Isolamento urbano. Tutto il mondo per ciò che è

Isolamento urbano. Tutto il mondo per ciò che è

Articolo di Martino Ciano. Foto di Mimma Labanca

Dicevano che fuori casa tua c’erano il sole e l’afa. Era il momento migliore per andare al mare, tranne per te che avevi deciso di stare nella tua stanza, sdraiato sul letto. Tenevi le finestre chiuse, le tapparelle abbassate, la luce accesa e l’aria condizionata a palla.

Da tanto non esisteva per te il tempo propizio. Esso diventò piatto e immobile da quando ti eri convinto di dover staccare la spina, perché eri stanco di lottare per essere felice. È uno strano fenomeno quello della dittatura della felicità, devi indebitarti per una bottiglia di vino pur di dimostrare quanto è meravigliosa la tua esistenza.

Trovavi gratificazione nei dolori allo stomaco che ti prendevano all’improvviso. Ti facevano sentire vivo, preoccupato, quindi diverso da tutti coloro che si erano omologati alla felicità, all’ottimismo. Il medico ti diagnosticò una gastrite nervosa. Tutto qui, nulla di grave. Come prima medicina avresti dovuto assumere la calma.

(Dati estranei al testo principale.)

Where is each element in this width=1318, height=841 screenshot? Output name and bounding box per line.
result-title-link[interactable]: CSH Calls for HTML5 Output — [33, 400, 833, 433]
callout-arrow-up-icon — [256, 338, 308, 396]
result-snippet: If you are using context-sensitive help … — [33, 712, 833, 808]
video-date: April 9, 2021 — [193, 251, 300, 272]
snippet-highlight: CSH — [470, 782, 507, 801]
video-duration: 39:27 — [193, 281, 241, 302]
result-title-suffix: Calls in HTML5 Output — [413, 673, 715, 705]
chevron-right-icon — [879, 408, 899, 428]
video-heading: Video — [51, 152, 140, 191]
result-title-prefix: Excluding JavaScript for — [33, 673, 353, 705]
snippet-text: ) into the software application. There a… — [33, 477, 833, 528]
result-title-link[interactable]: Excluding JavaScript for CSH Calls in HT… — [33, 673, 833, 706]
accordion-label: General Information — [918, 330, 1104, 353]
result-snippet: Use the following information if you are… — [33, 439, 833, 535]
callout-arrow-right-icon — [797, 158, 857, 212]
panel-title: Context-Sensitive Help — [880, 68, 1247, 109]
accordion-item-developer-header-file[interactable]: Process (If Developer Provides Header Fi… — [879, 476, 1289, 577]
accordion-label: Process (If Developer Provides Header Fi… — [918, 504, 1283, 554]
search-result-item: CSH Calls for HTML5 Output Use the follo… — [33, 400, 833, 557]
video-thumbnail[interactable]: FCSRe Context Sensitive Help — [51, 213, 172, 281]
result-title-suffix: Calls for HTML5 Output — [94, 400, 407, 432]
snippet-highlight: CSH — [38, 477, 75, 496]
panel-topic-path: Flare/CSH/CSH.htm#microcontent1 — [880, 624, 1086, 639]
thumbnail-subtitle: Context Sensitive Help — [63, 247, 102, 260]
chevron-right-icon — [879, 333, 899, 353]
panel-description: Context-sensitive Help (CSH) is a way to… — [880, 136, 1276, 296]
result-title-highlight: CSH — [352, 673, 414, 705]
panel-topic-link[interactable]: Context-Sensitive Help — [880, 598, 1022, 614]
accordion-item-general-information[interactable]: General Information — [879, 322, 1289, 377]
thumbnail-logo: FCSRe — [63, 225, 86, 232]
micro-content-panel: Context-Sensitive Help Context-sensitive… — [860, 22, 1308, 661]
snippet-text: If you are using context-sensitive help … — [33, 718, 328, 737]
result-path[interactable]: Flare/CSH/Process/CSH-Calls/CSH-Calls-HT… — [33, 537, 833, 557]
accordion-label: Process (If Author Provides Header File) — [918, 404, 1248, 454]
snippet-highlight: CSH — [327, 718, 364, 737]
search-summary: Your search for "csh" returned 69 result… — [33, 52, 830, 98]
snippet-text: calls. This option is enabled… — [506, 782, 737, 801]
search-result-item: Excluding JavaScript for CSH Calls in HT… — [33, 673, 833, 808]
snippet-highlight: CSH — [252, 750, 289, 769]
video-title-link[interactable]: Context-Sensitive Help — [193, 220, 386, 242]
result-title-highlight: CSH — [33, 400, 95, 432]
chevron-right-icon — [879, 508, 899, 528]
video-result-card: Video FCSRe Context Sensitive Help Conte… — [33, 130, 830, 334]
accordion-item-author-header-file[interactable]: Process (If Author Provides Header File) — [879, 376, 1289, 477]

Ecco, da quando ti eri isolato avevi trovato la serenità. Niente più fitte allo stomaco. Ti dissero di non preoccuparti perché tutto sarebbe cambiato in meglio, persino il dolore si sarebbe evoluto. A un certo punto lui sparisce, non sai perché se ne va, ma succede e tu gioisci, poi però rimpiangi anche quel momento. Ti spiegarono che un amore perduto è salute ritrovata, tanto prima o poi ci si odia e ci si ammazza. Alcuni strangolano pure i figli che hanno messo al mondo, affinché non resti traccia del loro seme. Ma a te di quelle parole fregò poco. Avevi deciso di isolarti e così hai fatto.

Mentre guardavi il soffitto, ti sei chiesto molte volte se davvero tu esistessi. Magari eri il parto immaginario di una mente superiore che ti stava sognando, un po’ come quei personaggi che popolano i libri di Philip Dick. Ma imparasti presto a tue spese che non eri un essere immaginato o pensato, ma reale e indipendente. Te ne accorgevi quando ti veniva in mente il ricordo degli anni spensierati, in cui la tua felicità era un giro in bicicletta senza meta, o sedersi in riva al fiume, o rubare la frutta dagli alberi. Te ne accorgevi quando comprendevi che senza desideri si è nudi e assopiti, privi di difese e di volontà, perché cieco e indegno è il mondo per chi ha la sfortuna di vederlo per ciò che è.

Da quando ti sei isolato hai imparato che sei tutto il mondo per ciò che è.